Noninvasive Monitoring by Ultrasound of Liquid Foodstuff to Ice Slurry Transitions Within Steel Ducts and Pipes

Ultrasound was assessed as a noninvasive method of detecting dynamic transitions occurring as a scouring high ice fraction ice slurry forces liquid food products through process lines. The attenuation of ultrasound waves passing through a test section was measured within a time window that captured waves with arrival time's characteristic of a direct path through the tubing and its contents. A recording transducer measuring the attenuated signal provided an output in volts, corresponding to the extent of attenuation. Water as a comparable substitute for a liquid food product gave typical values of 2.32 ± 0.07 V for mean amplitude of these waves.

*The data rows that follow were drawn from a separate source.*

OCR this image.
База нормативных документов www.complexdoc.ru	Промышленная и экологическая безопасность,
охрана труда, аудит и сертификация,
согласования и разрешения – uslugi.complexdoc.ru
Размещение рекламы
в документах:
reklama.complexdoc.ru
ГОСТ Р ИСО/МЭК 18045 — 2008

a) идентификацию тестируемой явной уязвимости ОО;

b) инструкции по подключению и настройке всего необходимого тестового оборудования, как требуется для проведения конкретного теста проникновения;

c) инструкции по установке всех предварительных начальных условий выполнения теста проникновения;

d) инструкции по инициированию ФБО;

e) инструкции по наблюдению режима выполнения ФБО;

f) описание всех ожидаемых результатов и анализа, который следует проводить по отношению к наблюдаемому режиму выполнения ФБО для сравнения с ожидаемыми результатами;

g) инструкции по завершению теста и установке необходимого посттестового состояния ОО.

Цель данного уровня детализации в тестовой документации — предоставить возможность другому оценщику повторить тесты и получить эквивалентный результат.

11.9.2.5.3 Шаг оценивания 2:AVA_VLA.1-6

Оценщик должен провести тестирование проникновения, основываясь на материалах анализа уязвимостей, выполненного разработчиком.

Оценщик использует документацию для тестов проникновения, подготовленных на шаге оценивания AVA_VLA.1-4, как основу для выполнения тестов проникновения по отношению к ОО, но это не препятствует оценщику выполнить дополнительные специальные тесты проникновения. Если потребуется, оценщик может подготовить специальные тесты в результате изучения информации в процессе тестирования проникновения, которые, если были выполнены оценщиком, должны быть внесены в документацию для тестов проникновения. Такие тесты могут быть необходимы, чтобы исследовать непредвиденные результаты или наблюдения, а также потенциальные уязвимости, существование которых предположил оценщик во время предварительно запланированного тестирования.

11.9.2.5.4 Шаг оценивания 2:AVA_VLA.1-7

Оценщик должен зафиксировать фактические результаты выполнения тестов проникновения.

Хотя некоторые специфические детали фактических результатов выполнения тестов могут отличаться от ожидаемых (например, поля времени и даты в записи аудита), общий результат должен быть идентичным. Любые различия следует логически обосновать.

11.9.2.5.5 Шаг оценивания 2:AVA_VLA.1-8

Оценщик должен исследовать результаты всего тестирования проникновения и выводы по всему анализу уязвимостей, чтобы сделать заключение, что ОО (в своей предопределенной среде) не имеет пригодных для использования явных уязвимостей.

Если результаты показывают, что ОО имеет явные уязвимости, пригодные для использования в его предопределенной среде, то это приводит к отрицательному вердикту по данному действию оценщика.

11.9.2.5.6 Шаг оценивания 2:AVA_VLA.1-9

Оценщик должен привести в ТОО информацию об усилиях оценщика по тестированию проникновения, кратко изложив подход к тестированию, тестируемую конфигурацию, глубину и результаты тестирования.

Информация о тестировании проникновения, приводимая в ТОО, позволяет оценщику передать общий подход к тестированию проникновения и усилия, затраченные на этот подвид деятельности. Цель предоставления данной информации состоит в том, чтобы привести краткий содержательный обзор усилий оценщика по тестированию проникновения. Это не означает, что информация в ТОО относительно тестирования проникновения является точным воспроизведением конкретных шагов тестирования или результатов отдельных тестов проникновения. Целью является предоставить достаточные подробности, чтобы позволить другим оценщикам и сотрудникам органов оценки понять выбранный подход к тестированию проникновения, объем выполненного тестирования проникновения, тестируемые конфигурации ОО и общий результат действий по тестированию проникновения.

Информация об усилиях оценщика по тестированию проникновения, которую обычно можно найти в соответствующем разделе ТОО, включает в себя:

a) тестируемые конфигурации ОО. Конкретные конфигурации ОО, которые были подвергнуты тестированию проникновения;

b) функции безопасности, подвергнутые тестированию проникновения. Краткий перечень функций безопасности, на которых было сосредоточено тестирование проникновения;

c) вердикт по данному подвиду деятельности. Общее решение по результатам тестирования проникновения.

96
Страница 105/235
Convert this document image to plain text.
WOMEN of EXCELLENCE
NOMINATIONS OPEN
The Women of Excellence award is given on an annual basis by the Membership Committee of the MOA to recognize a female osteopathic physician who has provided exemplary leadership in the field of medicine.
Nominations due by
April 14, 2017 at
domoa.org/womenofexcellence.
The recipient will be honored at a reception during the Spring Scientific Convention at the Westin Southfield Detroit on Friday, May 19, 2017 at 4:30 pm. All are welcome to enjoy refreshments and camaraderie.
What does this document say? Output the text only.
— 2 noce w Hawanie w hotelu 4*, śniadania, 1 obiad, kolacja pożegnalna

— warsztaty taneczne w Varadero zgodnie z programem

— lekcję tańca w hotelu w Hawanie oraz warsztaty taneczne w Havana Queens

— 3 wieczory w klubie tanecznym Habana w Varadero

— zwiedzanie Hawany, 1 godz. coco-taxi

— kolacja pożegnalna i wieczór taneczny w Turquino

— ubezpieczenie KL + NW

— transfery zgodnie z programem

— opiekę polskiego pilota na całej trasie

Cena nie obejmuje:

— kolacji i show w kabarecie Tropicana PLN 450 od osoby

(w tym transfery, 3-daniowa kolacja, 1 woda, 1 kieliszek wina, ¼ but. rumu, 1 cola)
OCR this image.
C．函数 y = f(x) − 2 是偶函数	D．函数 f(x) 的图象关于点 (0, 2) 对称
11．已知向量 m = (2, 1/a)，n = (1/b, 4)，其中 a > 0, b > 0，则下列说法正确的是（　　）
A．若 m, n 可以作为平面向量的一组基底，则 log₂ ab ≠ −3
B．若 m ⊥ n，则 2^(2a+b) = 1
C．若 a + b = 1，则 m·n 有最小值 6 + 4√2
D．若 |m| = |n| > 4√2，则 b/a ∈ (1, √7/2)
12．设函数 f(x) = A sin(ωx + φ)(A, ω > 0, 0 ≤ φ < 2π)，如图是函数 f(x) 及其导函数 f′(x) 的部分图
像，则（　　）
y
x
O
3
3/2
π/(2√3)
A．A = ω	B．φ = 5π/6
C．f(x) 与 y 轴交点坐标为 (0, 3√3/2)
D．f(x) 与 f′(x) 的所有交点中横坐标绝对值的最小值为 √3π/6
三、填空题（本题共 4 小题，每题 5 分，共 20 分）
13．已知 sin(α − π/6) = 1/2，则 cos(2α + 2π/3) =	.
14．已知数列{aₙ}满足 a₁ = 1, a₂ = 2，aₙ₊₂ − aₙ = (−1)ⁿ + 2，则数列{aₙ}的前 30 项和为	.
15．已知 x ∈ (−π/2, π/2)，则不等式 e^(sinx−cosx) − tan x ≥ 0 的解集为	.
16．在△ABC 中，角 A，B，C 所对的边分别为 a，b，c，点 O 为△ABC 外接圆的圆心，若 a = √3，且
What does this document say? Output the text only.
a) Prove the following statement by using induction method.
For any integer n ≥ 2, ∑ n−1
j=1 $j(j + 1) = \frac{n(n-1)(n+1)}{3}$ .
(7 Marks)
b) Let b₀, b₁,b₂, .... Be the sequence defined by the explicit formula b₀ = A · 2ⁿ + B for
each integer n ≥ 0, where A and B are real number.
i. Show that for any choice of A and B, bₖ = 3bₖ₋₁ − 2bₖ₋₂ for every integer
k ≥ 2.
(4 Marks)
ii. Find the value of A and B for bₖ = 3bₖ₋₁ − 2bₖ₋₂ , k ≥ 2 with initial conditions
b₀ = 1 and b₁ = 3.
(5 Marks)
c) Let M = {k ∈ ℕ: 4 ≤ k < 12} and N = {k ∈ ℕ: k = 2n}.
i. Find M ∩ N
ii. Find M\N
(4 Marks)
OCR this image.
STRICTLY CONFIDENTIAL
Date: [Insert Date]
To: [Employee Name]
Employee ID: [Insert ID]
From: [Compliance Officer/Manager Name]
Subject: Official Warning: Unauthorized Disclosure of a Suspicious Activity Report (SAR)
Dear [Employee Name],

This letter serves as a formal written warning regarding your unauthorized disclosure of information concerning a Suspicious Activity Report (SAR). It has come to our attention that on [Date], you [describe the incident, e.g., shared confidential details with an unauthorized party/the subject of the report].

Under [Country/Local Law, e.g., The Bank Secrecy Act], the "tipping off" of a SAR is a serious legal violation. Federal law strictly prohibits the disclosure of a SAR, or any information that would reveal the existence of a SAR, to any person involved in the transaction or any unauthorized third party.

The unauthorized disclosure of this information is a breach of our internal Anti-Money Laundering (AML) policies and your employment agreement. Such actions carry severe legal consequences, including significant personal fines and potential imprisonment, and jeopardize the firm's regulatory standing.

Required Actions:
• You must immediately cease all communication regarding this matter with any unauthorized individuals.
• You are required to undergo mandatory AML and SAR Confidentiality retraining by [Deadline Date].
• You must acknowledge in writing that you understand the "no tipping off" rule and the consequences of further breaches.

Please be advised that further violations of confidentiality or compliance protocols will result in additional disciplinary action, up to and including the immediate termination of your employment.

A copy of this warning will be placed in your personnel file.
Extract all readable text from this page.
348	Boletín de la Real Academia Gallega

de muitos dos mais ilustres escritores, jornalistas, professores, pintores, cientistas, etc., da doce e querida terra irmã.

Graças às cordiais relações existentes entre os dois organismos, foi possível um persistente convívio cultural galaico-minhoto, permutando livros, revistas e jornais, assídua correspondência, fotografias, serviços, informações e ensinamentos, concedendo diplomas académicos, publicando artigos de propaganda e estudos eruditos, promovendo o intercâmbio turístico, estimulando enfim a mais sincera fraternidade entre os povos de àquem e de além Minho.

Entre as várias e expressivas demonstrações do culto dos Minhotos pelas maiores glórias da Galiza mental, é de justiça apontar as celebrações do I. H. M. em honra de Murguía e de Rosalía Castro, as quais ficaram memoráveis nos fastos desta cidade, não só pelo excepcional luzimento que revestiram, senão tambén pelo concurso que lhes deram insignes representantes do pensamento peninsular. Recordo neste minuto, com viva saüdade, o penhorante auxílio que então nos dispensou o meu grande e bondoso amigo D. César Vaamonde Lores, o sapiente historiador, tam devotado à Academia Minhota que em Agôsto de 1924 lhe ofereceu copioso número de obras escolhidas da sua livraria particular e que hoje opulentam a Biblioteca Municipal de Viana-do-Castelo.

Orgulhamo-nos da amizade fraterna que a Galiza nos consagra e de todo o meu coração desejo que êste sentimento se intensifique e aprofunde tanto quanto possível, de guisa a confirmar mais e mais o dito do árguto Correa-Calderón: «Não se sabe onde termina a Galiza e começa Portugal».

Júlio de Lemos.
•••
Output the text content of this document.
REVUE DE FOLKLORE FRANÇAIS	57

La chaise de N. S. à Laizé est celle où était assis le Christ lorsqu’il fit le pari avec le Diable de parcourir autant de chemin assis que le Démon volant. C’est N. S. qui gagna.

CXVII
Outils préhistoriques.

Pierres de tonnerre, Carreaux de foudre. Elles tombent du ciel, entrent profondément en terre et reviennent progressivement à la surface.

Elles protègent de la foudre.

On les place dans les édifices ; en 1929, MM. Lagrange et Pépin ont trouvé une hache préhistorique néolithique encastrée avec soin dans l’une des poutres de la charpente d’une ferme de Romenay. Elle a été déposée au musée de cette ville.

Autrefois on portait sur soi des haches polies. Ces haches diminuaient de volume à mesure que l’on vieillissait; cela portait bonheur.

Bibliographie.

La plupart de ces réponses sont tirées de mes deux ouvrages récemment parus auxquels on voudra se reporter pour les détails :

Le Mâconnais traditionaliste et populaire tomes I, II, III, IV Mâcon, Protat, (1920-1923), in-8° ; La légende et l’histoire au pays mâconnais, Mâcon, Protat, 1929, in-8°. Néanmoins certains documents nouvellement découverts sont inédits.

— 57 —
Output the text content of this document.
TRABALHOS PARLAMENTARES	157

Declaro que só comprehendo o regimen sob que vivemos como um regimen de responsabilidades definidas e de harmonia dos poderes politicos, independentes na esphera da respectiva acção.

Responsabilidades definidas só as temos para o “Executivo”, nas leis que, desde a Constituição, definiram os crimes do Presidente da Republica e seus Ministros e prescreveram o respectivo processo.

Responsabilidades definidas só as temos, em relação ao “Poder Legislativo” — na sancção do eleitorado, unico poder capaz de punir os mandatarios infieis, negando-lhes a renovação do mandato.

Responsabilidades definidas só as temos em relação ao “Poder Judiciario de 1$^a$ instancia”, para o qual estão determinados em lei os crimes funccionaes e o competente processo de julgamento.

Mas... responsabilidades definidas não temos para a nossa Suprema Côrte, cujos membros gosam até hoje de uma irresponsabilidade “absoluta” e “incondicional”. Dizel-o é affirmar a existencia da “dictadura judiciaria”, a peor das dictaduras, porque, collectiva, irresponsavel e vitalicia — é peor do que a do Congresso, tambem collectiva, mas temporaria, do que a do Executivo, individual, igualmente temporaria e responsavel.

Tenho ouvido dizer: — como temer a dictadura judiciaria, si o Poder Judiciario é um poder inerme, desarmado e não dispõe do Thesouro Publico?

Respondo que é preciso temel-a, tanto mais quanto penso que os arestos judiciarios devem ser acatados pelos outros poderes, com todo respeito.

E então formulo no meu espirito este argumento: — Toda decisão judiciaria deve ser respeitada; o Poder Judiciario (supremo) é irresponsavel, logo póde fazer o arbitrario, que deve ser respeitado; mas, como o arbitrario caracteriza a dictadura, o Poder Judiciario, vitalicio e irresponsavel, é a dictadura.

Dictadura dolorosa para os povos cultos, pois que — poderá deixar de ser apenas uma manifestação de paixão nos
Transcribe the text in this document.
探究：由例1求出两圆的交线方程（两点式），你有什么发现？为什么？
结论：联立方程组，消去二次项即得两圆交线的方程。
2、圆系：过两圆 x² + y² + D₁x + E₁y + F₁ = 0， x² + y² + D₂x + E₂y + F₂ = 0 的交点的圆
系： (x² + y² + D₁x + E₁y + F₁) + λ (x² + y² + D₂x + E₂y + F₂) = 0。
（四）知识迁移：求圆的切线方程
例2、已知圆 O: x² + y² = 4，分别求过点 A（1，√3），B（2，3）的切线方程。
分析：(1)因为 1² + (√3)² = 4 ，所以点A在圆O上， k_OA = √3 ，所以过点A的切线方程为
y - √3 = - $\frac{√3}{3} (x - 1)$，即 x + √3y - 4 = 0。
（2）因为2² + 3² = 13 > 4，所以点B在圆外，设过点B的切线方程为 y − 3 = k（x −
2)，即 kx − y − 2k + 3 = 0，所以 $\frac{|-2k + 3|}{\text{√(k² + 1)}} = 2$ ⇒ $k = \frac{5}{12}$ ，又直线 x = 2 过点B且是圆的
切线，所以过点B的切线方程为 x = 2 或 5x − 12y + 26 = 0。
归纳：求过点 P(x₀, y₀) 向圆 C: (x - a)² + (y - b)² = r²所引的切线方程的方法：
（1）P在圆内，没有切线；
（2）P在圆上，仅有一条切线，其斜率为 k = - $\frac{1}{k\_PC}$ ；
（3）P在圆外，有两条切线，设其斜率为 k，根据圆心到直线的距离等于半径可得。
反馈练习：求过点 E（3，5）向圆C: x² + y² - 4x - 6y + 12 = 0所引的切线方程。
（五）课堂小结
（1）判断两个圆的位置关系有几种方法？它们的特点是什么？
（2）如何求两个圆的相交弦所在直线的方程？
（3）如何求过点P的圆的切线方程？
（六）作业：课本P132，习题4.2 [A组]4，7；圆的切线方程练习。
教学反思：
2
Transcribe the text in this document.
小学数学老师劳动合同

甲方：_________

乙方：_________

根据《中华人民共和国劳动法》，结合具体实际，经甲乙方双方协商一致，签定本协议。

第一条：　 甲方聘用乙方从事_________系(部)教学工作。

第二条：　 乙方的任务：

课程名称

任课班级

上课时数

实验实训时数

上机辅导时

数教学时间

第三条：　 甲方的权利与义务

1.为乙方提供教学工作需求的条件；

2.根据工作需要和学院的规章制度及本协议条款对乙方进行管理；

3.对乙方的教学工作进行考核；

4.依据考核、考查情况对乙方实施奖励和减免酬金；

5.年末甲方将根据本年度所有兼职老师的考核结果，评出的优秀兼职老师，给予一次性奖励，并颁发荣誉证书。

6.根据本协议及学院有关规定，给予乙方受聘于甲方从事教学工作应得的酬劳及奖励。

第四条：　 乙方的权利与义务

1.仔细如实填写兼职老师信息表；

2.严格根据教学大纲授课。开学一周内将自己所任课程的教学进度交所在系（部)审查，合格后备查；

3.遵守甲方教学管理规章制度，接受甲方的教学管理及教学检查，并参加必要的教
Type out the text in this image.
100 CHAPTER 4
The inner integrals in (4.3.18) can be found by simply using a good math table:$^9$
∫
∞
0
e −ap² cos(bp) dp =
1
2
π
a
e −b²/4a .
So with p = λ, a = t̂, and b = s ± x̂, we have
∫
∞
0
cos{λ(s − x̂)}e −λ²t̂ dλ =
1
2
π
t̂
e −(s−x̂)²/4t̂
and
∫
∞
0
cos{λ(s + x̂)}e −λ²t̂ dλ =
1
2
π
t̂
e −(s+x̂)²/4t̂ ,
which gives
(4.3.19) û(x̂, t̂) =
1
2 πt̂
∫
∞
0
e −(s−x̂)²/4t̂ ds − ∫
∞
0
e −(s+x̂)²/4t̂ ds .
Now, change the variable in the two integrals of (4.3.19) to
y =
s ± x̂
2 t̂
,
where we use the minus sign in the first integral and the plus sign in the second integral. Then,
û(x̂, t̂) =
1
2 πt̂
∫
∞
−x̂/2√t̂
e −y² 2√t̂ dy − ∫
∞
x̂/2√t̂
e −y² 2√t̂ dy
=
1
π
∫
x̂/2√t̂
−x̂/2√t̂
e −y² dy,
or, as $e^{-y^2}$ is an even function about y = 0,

The passage of ice slurry reduced this value to 0.75 ± 0.03 V which represented a highly significant (P < 0.001) reduction in transmission. Tomato soup under similar circumstances gave values of 1.93 ± 0.09 V reduced to 0.64 ± 0.02 V when ice slurry flowed between the transducers. Dynamic transitions involving yoghurt and yoghurt mixtures were also detectable except when the yoghurt and the ice slurry shared similar degrees of signal attenuation. Pipe geometry was typically found to introduce systematic changes to recorded values but these did not detract from the basic finding that significant differences were always found between flowing food products and ice slurry, except in the case of pure yoghurt in a large channel. Noninvasive monitoring of dynamic product to ice slurry transitions in food grade steel pipes by ultrasound is readily achievable and could become a method of choice for product recovery systems.